3. In perfectly choreographed timing, he immediately received a pass back from Green.
4. Curry’s defender had managed to stay close enough in the vicinity to render any shot attempt a tough one. Unfortunately for Jrue Holiday, Curry has probably practiced this shot 20 billion times. “Unanimous” is the greatest NBA sniper of all time: he pours tough shots into a milk filled bowl every morning for breakfast.
5. #BANG #CurryBack #WeaponizedJoy
Dude is simply amazing. He is also just the second of the Warriors’ four All-Stars.

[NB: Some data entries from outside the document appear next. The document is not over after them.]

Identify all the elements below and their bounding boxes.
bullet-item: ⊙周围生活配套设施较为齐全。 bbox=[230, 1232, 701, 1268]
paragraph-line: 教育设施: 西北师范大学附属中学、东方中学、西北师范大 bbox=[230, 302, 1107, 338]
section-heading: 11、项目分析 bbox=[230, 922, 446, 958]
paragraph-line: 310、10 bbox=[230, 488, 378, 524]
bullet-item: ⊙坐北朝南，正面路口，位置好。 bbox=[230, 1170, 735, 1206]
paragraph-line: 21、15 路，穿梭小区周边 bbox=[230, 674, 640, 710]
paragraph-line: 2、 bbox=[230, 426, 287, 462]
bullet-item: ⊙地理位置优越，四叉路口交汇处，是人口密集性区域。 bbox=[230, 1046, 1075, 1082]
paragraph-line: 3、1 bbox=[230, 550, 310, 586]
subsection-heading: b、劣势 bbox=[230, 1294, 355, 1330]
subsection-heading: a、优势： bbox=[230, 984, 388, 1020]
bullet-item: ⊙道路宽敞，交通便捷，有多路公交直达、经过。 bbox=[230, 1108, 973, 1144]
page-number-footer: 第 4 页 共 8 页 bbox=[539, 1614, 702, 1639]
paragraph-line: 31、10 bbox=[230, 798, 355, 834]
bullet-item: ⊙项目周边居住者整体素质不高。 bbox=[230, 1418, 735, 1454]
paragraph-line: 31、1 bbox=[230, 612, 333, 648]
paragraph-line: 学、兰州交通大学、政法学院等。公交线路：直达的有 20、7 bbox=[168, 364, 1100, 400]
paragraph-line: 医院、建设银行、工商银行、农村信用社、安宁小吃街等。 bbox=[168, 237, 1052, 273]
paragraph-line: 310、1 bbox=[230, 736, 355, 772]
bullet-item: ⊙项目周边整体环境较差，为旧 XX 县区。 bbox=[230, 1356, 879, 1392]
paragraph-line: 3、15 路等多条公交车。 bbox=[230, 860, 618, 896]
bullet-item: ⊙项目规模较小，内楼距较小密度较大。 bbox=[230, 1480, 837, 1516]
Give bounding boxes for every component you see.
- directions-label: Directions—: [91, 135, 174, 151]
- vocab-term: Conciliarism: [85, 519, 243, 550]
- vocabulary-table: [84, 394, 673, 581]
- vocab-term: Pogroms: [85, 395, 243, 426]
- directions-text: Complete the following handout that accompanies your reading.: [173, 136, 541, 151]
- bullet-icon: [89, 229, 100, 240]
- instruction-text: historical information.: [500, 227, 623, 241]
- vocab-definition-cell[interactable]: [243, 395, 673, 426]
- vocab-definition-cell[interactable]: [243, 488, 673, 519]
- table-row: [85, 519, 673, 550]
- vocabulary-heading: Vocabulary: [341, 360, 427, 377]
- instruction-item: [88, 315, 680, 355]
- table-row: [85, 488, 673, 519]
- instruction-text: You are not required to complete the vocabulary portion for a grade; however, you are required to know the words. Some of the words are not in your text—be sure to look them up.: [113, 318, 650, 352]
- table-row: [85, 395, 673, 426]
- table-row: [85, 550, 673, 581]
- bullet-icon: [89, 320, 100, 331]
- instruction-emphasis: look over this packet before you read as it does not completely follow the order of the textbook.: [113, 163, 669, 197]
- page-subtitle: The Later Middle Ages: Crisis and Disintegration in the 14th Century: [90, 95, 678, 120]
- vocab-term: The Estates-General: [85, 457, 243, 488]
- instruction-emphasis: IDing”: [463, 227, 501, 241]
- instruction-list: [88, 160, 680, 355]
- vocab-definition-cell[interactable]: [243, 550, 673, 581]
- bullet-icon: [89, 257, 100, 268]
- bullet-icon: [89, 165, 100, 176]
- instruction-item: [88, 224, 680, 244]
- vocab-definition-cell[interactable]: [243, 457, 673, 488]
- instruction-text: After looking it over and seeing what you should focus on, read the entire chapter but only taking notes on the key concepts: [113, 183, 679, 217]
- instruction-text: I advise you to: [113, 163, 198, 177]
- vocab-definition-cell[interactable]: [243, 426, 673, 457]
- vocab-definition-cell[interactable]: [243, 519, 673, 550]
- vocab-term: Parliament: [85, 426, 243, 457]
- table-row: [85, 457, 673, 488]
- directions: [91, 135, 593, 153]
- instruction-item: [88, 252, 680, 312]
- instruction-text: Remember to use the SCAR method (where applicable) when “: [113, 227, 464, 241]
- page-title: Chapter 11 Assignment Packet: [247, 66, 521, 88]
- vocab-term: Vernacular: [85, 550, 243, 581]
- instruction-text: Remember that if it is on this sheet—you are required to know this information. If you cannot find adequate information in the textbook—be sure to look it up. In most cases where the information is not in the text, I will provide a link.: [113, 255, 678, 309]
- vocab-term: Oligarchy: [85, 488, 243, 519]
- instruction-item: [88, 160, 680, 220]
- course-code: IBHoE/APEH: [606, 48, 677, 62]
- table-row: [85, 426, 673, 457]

Patrick Murray described Game 3 quite well in writing that it “...was like a stinky pile of bird poop all over our nice shiny new car, but the Warriors fought their way back into this thanks to Klay Thompson’s second quarter efforts.”
I don’t want to dwell on this game too much because performances like that tend to bring the inner-Chicken Little out of some Warriors fans and ain’t nobody got time for all that. Yet the performance is still noteworthy because it’s the one time in this series when a third All-Star shined for the Warriors.
Game 4: Kevin Durant leads the Hamptons 5 lineup to victory
Warriors coach Steve Kerr had been holding out on the rest of the league for some reason.
For the first time ever, Kerr started the Hamptons 5 lineup in Game 4 against the Pelicans after Game 3 was yet another let down game. And Kevin Durant took advantage.
One of the biggest questions entering this series was how on earth the Pelicans would guard Kevin Durant, especially once Steph Curry returned to action. The Pelicans ended sticking 6-foot-4 Jrue Holiday on the 7-foot Durant and that resulted in the Slim Reaper having what Patrick Murray called one of Durant’s best in a Warriors uniform in Game 4.
This might have been one of Durant’s most impressive games as a Warrior, and certainly the most important since the 2017 NBA Finals.
With Steph Curry still working his way back from injury (remember folks he’s pretty much not played competitive basketball for over two months) the Warriors called Durant’s number, and time and again he delivered.
Durant was assertive, decisive, and aggressive from the off. The Pelicans threw everything they could at him, from some fine individual contests by Jrue Holiday, to double teams, to their big beast Anthony Davis, but he just couldn’t be stopped.
This is what a team with four All-Stars will do to you -- they simply trade off having big games and even when you do steal a win from them (as the Pelicans did in Game 3) they can always pull something totally different out in the next game.
Part of what makes Draymond Green so amazing is that he even manages to stand out on a team full of offensive superstars that while his calling card is very much doing the little things that don’t garner the same statistical attention.
Drew Shiller of NBC Sports Bay Area has already described Draymond Green’s incredible ‘hustle stats’ from Game 4 win over Pelicans.
- 21 contested shots (to put this in context -- he was averaging just under 14 through the first eight playoff games, and Steven Adams leads with 16.7 per game)
- 8 screen assists (led the Warriors)
- 8 boxouts (led the Warriors)
- 4 deflections (led the Warriors)
- 3 loose balls recovered (second to Andre Iguodala’s four)
But Green has been so good, that in our last game against the Pelicans, every single one of the six centers on the Warriors’ roster got a “DNP-coaches decision.” Green gives Kerr the luxury of going small because his defense is stout enough to allow a straight defensive matchup of Green on Anthony Davis — it’s not difficult to argue that he’s the engine that makes the Hamptons 5 remain effective despite going small.
Somehow, the guy with the least gaudy stat lines who doesn’t make the eye-catching Sportscenter highlight plays ends up being the one who enhances this who star-studded lineup.
Durant, who had 24 points, seven assists and six rebounds himself in Game 5, definitely deserved attention for this series. Curry’s return undoubtedly captured the narrative weight. But Green does the little things that enhances what all the other stars do. And that’s probably worthy of even more praise than he even gets currently.
Who was your Warrior Wonder for the second round?